Rebuilding the bike was relatively painless, with only the electrical loom needing a bit of rerouting to make sure that there wouldn’t be any chafing on the frame anywhere. I’m pretty please with the way I’ve managed to package all the components that were once inside the original bike’s tail, inside the frame next to the engine. I think I’ve not described this up until now, so briefly…

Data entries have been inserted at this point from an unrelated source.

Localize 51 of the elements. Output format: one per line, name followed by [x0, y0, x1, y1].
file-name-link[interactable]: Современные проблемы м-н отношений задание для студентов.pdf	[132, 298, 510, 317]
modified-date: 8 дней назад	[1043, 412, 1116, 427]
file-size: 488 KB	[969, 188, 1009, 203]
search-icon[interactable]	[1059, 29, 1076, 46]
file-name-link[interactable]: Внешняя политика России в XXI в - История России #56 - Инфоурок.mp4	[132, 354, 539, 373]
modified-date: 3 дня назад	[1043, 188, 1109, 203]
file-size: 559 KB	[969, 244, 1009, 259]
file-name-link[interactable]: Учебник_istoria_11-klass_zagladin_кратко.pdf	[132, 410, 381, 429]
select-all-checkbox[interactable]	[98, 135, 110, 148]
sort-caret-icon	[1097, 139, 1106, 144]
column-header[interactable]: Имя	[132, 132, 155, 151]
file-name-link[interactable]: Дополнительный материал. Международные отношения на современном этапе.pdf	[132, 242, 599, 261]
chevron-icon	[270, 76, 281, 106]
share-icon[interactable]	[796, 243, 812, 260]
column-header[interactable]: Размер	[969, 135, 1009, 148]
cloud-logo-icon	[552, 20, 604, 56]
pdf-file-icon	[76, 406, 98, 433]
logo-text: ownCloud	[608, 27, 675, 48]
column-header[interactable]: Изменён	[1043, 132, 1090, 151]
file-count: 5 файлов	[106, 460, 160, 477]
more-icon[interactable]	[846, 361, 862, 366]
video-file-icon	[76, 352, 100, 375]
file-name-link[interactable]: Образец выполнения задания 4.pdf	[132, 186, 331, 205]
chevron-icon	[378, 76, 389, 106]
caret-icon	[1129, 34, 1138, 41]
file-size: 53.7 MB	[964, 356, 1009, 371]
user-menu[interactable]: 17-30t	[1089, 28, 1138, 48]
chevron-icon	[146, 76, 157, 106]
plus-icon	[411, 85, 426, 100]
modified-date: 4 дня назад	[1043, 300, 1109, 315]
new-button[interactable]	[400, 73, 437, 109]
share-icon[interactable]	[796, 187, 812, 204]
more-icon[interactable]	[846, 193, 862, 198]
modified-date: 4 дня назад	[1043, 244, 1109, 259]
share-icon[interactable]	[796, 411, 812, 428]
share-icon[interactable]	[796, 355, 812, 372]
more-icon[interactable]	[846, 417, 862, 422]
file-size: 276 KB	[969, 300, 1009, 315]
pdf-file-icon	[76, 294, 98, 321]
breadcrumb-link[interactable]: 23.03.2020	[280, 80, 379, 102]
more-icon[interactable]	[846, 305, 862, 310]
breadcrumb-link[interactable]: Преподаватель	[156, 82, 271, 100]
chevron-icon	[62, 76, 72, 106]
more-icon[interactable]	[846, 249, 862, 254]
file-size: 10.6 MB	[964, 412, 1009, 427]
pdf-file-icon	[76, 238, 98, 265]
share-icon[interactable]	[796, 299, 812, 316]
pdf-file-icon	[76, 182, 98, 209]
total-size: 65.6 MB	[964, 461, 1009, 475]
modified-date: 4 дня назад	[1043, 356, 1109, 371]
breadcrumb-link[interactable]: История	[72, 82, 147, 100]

In front of the airbox sits the fusebox and starter relay, attached by 2.5mm aluminium lazer-cut/folded brackets. On the right side of the engine, between it and the frame sits the Li-ion battery, ECU, reg/rec and tip-over sensor located in a bespoke housing. The housing is also constructed from 2.5mm aluminium lazer-cut and folded to shape. On the left side of the engine, the external fuel pump has now had to be moved away from the rear cylinder, and just squeezes into a gap in front of the coolant expansion tank. The problem I had was that on a hot day, when the bike sits at idle reaching 100ºC, it would boil the fuel in the fuel pump, and so cut the engine. It’s now been moved away from the engine and wrapped in head proofing material, which has solved this issue. It’s interesting that it never happened at the Slovakia Ring test, but I’m gad to have discovered and resolved this gremlin.